The driver of a train moving at 23m/s applies the breaks when it pases an amber signal. The next signal is 1km down the track and the train reaches it 76s later. The acceleration is - 0.26s^2. Find its speed at the next signal.

3.2 m/s

Explanation:

Given:

Δx = 1000 m

v₀ = 23 m/s

a = - 0.26 m/s²

t = 76 s

Find: v

This problem is over-defined. We only need 3 pieces of information, and we're given 4. There are several equations we can use.

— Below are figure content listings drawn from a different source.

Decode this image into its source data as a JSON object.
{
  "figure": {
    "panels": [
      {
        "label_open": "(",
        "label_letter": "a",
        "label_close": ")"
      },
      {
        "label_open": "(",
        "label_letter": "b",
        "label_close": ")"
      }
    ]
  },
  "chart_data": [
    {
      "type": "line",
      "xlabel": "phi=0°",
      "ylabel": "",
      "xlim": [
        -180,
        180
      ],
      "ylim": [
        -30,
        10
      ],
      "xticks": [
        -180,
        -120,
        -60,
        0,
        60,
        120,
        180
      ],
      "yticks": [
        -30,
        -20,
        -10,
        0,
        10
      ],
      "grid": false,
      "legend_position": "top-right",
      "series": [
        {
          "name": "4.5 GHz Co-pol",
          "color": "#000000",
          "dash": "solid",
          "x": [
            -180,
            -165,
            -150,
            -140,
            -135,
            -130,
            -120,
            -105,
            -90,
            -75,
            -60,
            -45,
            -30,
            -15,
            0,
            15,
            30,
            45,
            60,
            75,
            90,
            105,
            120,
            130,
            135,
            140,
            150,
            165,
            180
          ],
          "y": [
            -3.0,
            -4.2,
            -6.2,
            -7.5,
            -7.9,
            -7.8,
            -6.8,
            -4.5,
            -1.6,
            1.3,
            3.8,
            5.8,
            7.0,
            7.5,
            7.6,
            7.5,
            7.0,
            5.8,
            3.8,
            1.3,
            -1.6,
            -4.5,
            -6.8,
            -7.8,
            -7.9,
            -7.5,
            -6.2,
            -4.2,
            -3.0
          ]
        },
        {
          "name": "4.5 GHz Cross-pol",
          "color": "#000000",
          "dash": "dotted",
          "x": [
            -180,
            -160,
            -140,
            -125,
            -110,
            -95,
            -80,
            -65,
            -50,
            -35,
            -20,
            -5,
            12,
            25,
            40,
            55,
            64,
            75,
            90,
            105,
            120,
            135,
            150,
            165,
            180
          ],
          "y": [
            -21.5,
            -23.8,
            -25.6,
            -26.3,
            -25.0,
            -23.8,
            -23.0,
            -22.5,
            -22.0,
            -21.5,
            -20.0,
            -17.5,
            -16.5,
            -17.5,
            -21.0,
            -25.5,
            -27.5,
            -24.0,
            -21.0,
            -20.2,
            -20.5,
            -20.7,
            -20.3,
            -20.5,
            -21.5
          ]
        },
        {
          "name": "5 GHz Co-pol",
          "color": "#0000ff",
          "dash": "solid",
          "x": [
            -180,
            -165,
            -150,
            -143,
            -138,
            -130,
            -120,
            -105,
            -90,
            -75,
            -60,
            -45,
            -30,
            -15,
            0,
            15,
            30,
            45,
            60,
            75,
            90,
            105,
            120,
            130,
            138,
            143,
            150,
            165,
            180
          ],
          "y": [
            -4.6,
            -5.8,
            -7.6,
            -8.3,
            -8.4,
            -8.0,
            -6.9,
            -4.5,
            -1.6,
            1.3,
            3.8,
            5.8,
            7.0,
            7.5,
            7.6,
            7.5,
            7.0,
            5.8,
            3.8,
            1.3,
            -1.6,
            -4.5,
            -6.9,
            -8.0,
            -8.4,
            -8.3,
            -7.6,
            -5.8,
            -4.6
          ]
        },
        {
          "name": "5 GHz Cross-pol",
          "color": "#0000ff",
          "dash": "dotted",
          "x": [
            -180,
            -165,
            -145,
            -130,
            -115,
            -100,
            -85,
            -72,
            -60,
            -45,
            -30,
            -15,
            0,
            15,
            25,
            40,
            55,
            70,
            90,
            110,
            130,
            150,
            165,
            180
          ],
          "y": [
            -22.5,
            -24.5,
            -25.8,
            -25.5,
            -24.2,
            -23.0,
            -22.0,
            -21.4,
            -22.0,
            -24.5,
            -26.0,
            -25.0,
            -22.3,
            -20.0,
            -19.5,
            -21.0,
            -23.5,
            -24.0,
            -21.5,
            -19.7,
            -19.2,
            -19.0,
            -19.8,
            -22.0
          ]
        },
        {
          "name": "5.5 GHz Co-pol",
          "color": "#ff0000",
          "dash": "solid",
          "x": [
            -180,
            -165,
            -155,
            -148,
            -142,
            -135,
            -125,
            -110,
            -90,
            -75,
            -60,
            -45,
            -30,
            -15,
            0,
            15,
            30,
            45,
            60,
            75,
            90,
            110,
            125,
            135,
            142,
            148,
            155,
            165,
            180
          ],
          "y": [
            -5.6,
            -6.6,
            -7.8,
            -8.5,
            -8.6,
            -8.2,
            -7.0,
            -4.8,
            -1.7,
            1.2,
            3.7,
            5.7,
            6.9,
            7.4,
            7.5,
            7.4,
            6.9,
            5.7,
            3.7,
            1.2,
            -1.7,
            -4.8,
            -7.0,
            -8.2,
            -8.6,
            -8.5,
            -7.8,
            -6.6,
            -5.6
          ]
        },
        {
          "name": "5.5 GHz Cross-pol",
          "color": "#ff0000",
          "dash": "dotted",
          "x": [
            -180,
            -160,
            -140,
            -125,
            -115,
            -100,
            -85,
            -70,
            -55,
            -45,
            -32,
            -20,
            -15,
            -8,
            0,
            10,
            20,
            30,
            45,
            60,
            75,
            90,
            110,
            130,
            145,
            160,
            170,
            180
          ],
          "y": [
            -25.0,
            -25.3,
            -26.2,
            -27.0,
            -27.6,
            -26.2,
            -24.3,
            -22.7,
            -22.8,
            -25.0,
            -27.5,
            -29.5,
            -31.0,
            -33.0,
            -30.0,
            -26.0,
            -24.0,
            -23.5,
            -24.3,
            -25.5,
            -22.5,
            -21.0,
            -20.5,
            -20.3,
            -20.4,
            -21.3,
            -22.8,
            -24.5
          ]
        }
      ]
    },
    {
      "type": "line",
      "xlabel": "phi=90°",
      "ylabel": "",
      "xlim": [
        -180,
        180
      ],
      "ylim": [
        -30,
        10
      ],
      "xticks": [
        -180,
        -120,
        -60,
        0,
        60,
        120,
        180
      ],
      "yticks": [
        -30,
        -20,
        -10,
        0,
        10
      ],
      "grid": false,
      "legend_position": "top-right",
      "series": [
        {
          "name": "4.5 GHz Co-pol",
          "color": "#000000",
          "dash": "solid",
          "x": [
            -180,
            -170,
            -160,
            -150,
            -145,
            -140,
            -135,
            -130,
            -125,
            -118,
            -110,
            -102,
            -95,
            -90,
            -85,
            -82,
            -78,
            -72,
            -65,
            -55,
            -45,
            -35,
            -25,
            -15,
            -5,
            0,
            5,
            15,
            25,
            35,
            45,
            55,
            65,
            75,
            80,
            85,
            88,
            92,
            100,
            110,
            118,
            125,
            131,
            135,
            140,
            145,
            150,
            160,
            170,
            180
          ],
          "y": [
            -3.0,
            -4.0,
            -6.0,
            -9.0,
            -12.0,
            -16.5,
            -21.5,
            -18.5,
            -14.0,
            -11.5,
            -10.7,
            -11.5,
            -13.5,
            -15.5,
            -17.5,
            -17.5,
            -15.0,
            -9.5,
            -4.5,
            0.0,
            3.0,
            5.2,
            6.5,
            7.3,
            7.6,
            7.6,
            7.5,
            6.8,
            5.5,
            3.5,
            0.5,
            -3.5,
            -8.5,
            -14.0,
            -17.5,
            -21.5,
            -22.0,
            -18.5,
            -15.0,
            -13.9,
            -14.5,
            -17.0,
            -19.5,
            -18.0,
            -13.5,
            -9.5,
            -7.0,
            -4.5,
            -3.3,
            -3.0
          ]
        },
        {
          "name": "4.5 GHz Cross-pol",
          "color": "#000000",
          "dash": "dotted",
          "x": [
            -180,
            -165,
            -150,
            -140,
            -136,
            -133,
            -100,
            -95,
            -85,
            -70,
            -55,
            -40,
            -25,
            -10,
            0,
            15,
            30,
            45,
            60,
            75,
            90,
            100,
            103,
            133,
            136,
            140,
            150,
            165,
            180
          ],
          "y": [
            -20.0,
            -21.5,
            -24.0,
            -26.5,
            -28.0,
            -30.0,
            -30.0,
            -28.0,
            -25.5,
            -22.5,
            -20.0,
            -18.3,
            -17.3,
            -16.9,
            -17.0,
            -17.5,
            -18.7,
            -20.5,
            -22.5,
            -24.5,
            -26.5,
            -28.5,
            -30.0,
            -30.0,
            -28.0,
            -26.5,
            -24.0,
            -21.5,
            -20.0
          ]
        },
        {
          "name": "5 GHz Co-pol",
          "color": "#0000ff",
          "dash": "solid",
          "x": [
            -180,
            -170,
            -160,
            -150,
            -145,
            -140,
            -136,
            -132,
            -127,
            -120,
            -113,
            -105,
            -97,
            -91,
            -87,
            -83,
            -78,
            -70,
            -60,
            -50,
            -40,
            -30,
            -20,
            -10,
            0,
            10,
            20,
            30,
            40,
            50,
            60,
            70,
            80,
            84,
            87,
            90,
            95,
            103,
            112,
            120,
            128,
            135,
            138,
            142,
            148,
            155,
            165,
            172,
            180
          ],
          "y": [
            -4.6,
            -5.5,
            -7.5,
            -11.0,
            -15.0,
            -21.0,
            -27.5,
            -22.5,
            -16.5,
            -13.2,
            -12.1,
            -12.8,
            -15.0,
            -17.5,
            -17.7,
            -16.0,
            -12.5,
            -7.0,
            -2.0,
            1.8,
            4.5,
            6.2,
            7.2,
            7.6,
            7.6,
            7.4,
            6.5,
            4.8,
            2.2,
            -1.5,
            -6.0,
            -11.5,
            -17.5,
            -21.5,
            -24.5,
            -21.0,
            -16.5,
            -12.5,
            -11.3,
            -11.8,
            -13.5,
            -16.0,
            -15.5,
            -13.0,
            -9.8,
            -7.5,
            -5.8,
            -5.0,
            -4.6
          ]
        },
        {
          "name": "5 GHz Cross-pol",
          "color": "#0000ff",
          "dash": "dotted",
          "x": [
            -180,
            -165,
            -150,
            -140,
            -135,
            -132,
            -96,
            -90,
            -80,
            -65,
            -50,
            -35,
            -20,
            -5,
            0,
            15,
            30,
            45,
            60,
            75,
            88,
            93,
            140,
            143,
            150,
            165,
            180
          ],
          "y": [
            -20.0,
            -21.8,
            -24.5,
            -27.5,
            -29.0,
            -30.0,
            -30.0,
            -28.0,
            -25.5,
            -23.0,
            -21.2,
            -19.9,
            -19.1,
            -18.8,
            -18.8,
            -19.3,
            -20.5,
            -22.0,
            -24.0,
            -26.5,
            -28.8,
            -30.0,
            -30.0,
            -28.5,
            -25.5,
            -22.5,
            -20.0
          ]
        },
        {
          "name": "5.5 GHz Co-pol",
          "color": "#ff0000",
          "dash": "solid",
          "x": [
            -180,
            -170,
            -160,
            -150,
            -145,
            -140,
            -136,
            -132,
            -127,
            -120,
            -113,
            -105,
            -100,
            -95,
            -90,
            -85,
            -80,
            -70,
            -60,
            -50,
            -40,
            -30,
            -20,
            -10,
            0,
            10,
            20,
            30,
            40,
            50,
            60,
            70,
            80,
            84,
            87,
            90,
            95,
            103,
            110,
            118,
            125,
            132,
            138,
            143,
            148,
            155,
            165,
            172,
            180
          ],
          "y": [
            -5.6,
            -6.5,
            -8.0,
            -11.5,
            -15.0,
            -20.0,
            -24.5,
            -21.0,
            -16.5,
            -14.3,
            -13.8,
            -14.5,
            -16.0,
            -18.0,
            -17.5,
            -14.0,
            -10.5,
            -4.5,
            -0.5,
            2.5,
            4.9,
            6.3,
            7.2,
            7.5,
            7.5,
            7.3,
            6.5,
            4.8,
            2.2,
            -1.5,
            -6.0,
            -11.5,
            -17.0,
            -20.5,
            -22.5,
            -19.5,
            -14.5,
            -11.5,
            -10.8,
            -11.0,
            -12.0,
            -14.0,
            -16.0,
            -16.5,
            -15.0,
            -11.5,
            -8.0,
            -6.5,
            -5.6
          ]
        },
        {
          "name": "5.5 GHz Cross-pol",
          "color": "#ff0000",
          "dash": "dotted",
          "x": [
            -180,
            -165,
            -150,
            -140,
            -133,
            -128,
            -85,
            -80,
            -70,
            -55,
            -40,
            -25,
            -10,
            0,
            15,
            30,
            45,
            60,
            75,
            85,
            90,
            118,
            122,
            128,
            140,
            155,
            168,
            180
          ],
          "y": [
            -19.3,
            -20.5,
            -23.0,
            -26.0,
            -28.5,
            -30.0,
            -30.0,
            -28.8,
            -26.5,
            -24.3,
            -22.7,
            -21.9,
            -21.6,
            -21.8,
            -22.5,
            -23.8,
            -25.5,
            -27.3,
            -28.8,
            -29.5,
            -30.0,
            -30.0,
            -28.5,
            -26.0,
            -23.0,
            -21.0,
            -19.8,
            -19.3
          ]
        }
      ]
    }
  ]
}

For example:

v = at + v₀

v = (-0.26 m/s²) (76 s) + (23 m/s)

v = 3.2 m/s

Or:

Δx = ½ (v + v₀) t

(1000 m) = ½ (v + 23 m/s) (76 s)

v = 3.3 m/s

Or:

v² = v₀² + 2aΔx

v² = (23 m/s) ² + 2 (-0.26 m/s²) (1000 m)

v = 3.0 m/s

Or:

Δx = vt - ½ at²

(1000 m) = v (76 s) - ½ (-0.26 m/s²) (76 s) ²

v = 3.3 m/s

As you can see, you get slightly different answers depending on which variables you use. Since 1000 m has 1 significant figure, compared to the other variables which have 2 significant figures, I recommend using the first equation.